Inspiration

What it does

How we built it

Challenges we ran into

Accomplishments that we're proud of

What we learned

What's next for StackSentinel

💡 Inspiration

Between constantly tweaking and custom-ricing my own Ubuntu environments and diving deep into complex architecture for my coursework, I’ve experienced the frustration of broken dependencies and missing configuration files firsthand. For system administrators, this pain is magnified a thousand times over. Traditional monitoring tools only alert you after a critical service like Nginx or PostgreSQL has already crashed.

I wanted to move beyond reactive dashboards. Inspired by the rapid advancements in LLM reasoning, I asked myself: What if a server could diagnose its own raw logs and heal itself before a human even wakes up? That vision led to the creation of StackSentinel, an autonomous, edge-deployed digital sysadmin powered by Amazon Nova.

⚙️ How we built it

StackSentinel operates on a decoupled architecture designed for both extreme privilege and absolute safety.

  • The Brain: The core watchdog is written in Python. It constantly tails system logs (/var/log or our dummy targets) and intercepts CRITICAL or ERROR flags.
  • The LLM Integration: Upon detecting an anomaly, the agent passes the raw log context to Amazon Nova 2 Lite via the AWS Bedrock API. To handle potential API rate limits gracefully, the system is designed with an exponential backoff algorithm where the wait time $T$ for the $n$-th retry is calculated as $T_n = \min(T_{max}, T_{base} \cdot 2^n)$.
  • The Safety Net: Giving an AI root access is inherently dangerous. I built a local Python execution auditor that acts as a strict firewall. Before any LLM-generated bash command touches the kernel, it is parsed and checked against a blocklist of destructive actions (e.g., rm -rf).
  • The C2 Dashboard: I built a Flask-based Command and Control UI. Using Inter-Process Communication (IPC) via atomic JSON writes, the root-level watchdog securely streams telemetry to the user-level dashboard. Pyngrok auto-tunnels this UI to the public web for mobile monitoring.

🚧 Challenges we ran into

Building a system that operates at the root level of a Linux machine brought some massive systems engineering headaches:

  1. Virtual Environment Isolation vs. Global Execution: Wrapping the project in a safe Python venv meant standard terminal shells like zsh couldn't find the stacksentinel command. I had to engineer an install.sh script that correctly navigated PATH variables and .local/bin symlinks to make the CLI global without breaking the host system.
  2. POSIX Permissions and DBUS: Running the watchdog via sudo -E (to preserve AWS SSO credentials) caused clashes with the desktop display server (dbus), crashing the script when it tried to send desktop notifications. I had to refactor the notification logic to gracefully fail or bypass the local display server entirely.
  3. Strict File Locks: When creating the dummy logs for testing, I ran into classic chmod permission denials because the root watchdog owned the files, preventing my standard user account from injecting the test errors.

📚 What we learned

This project was a masterclass in low-level Linux administration and AI integration. I deepened my understanding of POSIX file permissions, atomic IPC mechanisms, and how to safely manage environment variables (sudo -E) across different privilege levels.

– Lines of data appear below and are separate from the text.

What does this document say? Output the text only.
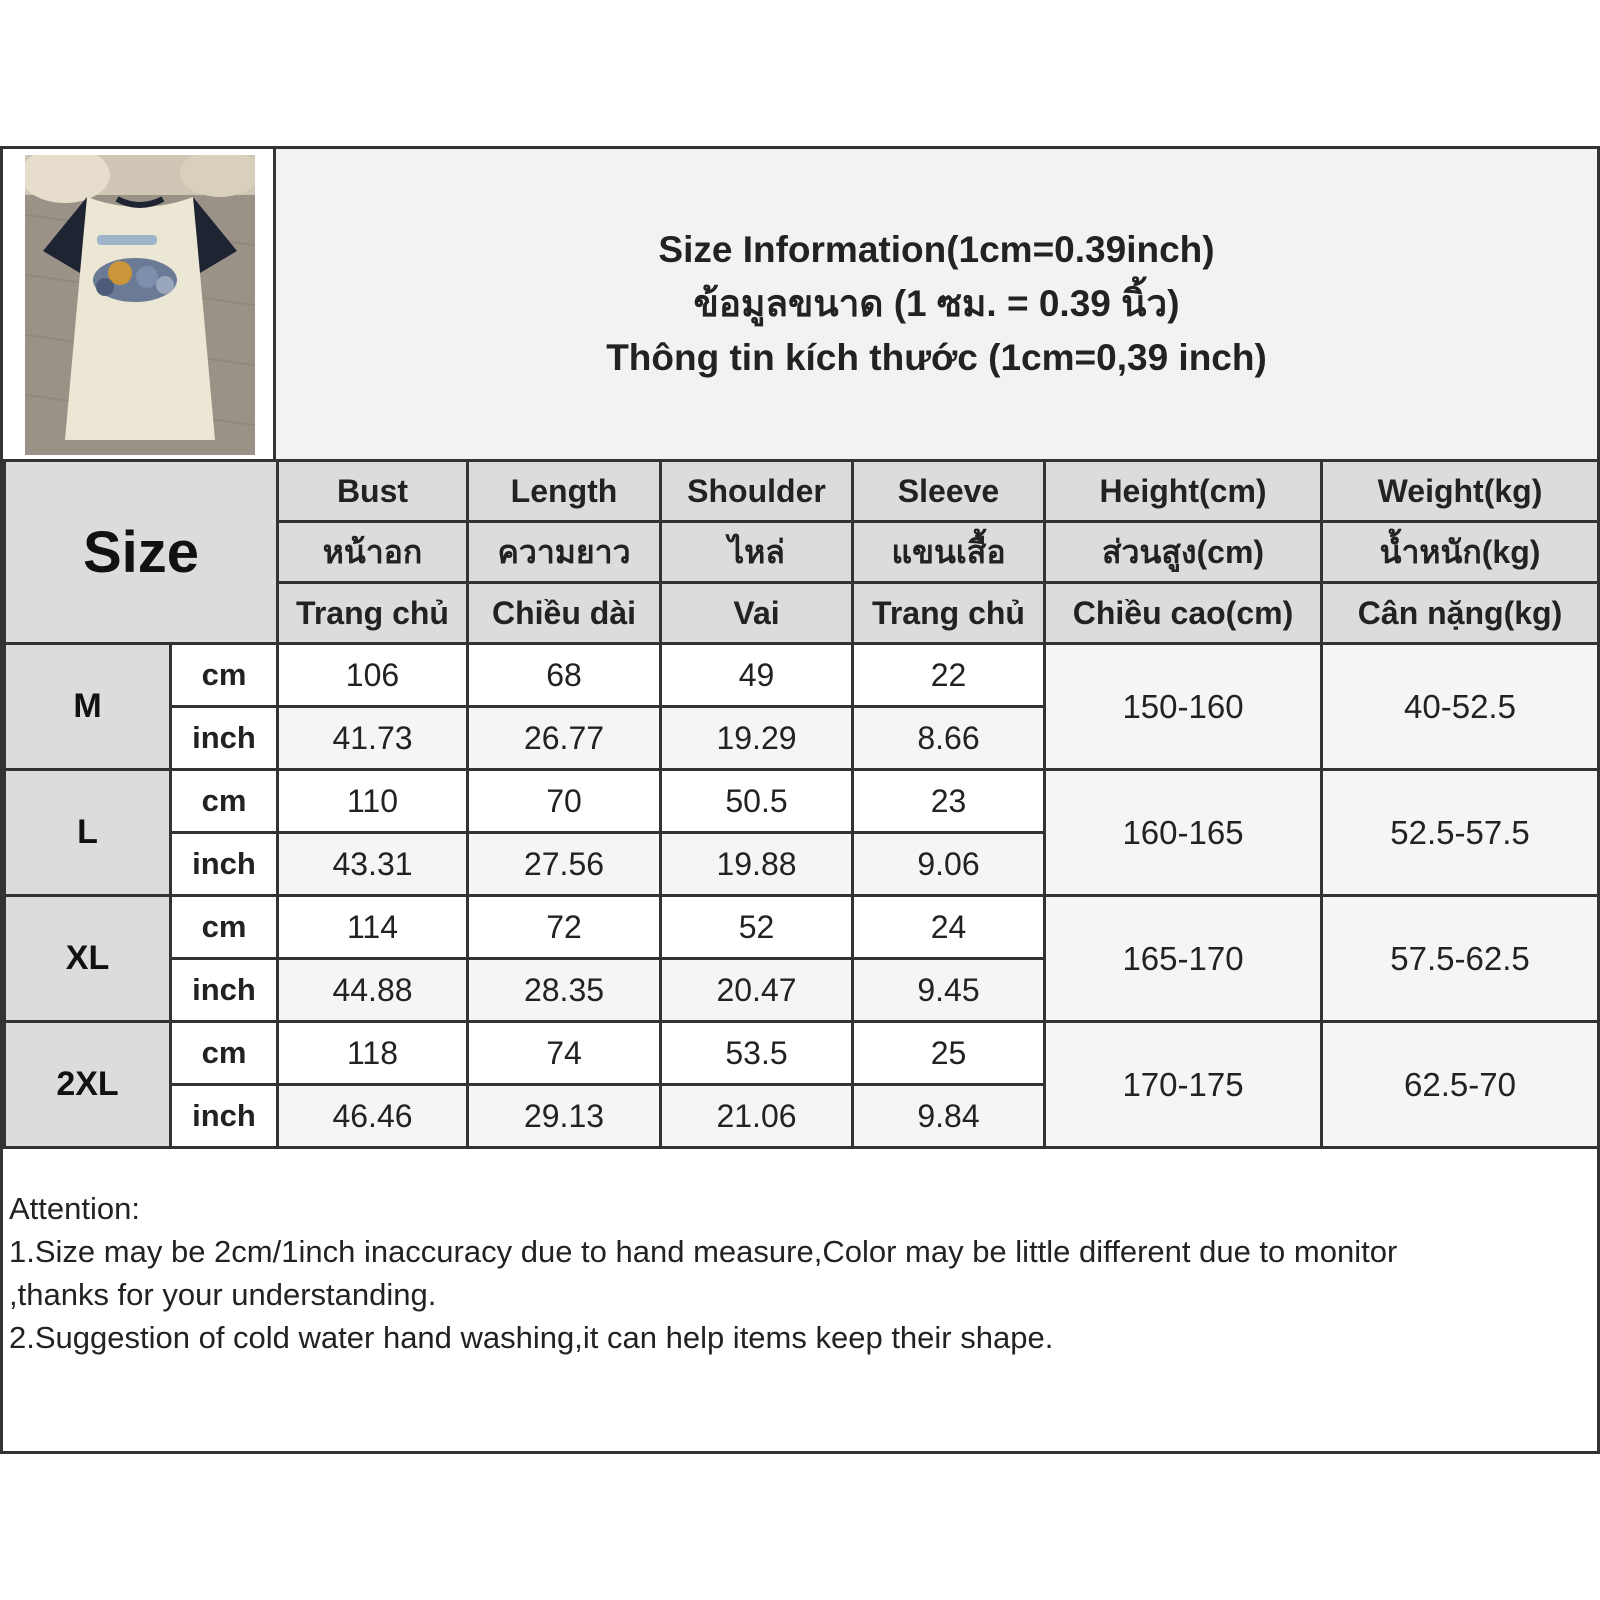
Size Information(1cm=0.39inch)
ข้อมูลขนาด (1 ซม. = 0.39 นิ้ว)
Thông tin kích thước (1cm=0,39 inch)
Size		Bust	Length	Shoulder	Sleeve	Height(cm)	Weight(kg)
		หน้าอก	ความยาว	ไหล่	แขนเสื้อ	ส่วนสูง(cm)	น้ำหนัก(kg)
		Trang chủ	Chiều dài	Vai	Trang chủ	Chiều cao(cm)	Cân nặng(kg)
M	cm	106	68	49	22	150-160	40-52.5
	inch	41.73	26.77	19.29	8.66		
L	cm	110	70	50.5	23	160-165	52.5-57.5
	inch	43.31	27.56	19.88	9.06		
XL	cm	114	72	52	24	165-170	57.5-62.5
	inch	44.88	28.35	20.47	9.45		
2XL	cm	118	74	53.5	25	170-175	62.5-70
	inch	46.46	29.13	21.06	9.84		
Attention:
1.Size may be 2cm/1inch inaccuracy due to hand measure,Color may be little different due to monitor
,thanks for your understanding.
2.Suggestion of cold water hand washing,it can help items keep their shape.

More importantly, I learned how to "tame" an LLM. By wrapping Amazon Nova 2 Lite in strict programmatic guardrails, I learned that you can safely bridge the gap between generative AI and deterministic, high-stakes system infrastructure.

🚀 What's next for StackSentinel

In the future, I want to expand the Execution Safety Net to include a dry-run simulation environment, allowing StackSentinel to test its generated bash commands in an isolated Docker container before executing them on the bare metal host. I also plan to add multi-node support, allowing a single StackSentinel C2 dashboard to manage an entire fleet of servers.